Something shifts in her expression—surprise, hope, something more dangerous than either. "Then why do you keep pushing me away?"

The question hovers between us, demanding an answer I'm not sure I'm brave enough to give. My chest rises and falls rapidly, my control slipping with every second she stands this close.

"After the military," I start, the words feeling rusty and unused, "I had no idea where to go or what to do with myself. I was good at being a soldier, but I hated... parts of it. The destruction. The harm. I missed helping people but couldn't stomach hurting others anymore." I swallow hard, memories of Afghanistan pressing close. "When your dad said I’d be perfect for firefighting and invited me to join the department, I came running. It gave me purpose again, an identity. After all these years, it's the best job I've ever had. I love it."

She listens intently, her anger fading to understanding. "And you're afraid of losing that? Because of me?"

"I can't lose this job," I confirm. "Can't lose your dad's respect. His friendship."

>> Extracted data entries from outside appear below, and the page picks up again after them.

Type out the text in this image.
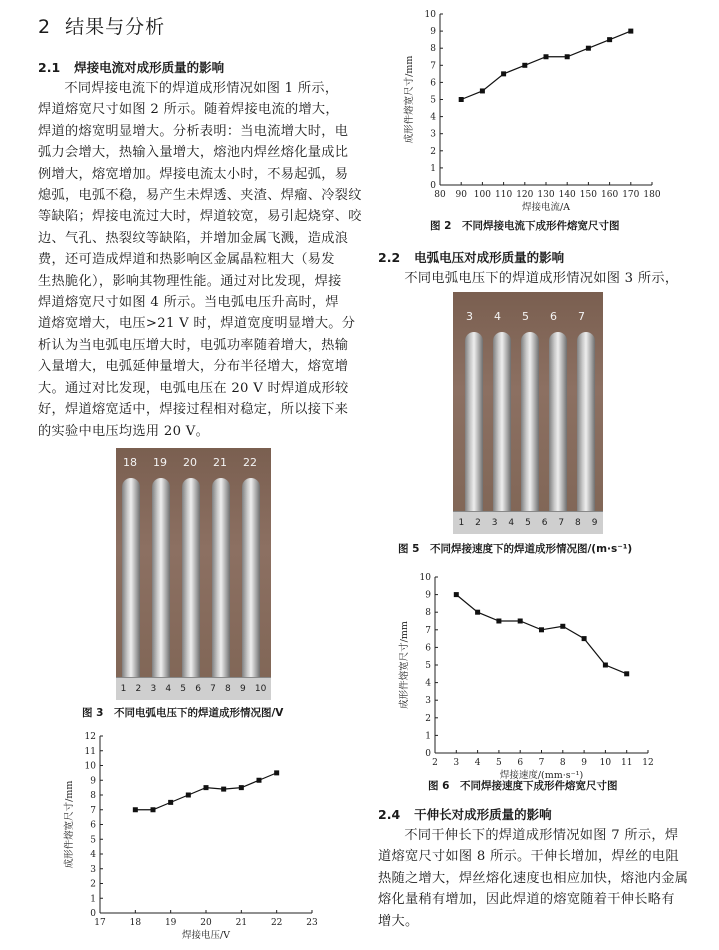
2 结果与分析
2.1 焊接电流对成形质量的影响
不同焊接电流下的焊道成形情况如图 1 所示，
焊道熔宽尺寸如图 2 所示。随着焊接电流的增大，
焊道的熔宽明显增大。分析表明：当电流增大时，电
弧力会增大，热输入量增大，熔池内焊丝熔化量成比
例增大，熔宽增加。焊接电流太小时，不易起弧，易
熄弧，电弧不稳，易产生未焊透、夹渣、焊瘤、冷裂纹
等缺陷；焊接电流过大时，焊道较宽，易引起烧穿、咬
边、气孔、热裂纹等缺陷，并增加金属飞溅，造成浪
费，还可造成焊道和热影响区金属晶粒粗大（易发
生热脆化），影响其物理性能。通过对比发现，焊接
焊道熔宽尺寸如图 4 所示。当电弧电压升高时，焊
道熔宽增大，电压>21 V 时，焊道宽度明显增大。分
析认为当电弧电压增大时，电弧功率随着增大，热输
入量增大，电弧延伸量增大，分布半径增大，熔宽增
大。通过对比发现，电弧电压在 20 V 时焊道成形较
好，焊道熔宽适中，焊接过程相对稳定，所以接下来
的实验中电压均选用 20 V。
80 90 100 110 120 130 140 150 160 170 180
0
1
2
3
4
5
6
7
8
9
10
焊接电流/A
成形件熔宽尺寸/mm
图 2　不同焊接电流下成形件熔宽尺寸图
2.2 电弧电压对成形质量的影响
不同电弧电压下的焊道成形情况如图 3 所示，
3 4 5 6 7
1 2 3 4 5 6 7 8 9
图 5　不同焊接速度下的焊道成形情况图/(m·s⁻¹)
2 3 4 5 6 7 8 9 10 11 12
0
1
2
3
4
5
6
7
8
9
10
焊接速度/(mm·s⁻¹)
成形件熔宽尺寸/mm
图 6　不同焊接速度下成形件熔宽尺寸图
2.4 干伸长对成形质量的影响
不同干伸长下的焊道成形情况如图 7 所示，焊
道熔宽尺寸如图 8 所示。干伸长增加，焊丝的电阻
热随之增大，焊丝熔化速度也相应加快，熔池内金属
熔化量稍有增加，因此焊道的熔宽随着干伸长略有
增大。
18 19 20 21 22
1 2 3 4 5 6 7 8 9 10
图 3　不同电弧电压下的焊道成形情况图/V
17	18	19	20	21	22	23
0
1
2
3
4
5
6
7
8
9
10
11
12
焊接电压/V
成形件熔宽尺寸/mm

She scrunches her nose, a gesture so endearing it takes all my willpower not to trace it with my finger. "I don't understand how you can be so brave—running into burning buildings, saving lives—and yet be so afraid of me sometimes."

Her insight cuts straight through my defenses. "There's a reason for that."

"I'm curious to know what it is." She steps even closer, eliminating what little space remains between us.

God, she's beautiful. The sundress hugs her curves in a way that makes my bulge throb, the neckline just low enough to be tantalizing without being inappropriate. Her lips are full and slightly parted, tinted a soft rose color that might be natural or might be makeup—I don't know which, only that I want to taste them more than I've wanted anything in recent memory.

Her eyelashes flutter as she looks up at me, waiting for an answer I can't seem to form into words. There's only one way to tell her, to show her why I'm so afraid, why I've been keeping my distance.

Every shred of common sense, every boundary I've constructed, every promise I've made to myself about professional conduct and respecting Brock's trust—they all evaporate in the heat of this moment, in the warmth of Ellie's eyes looking up at me with such open want.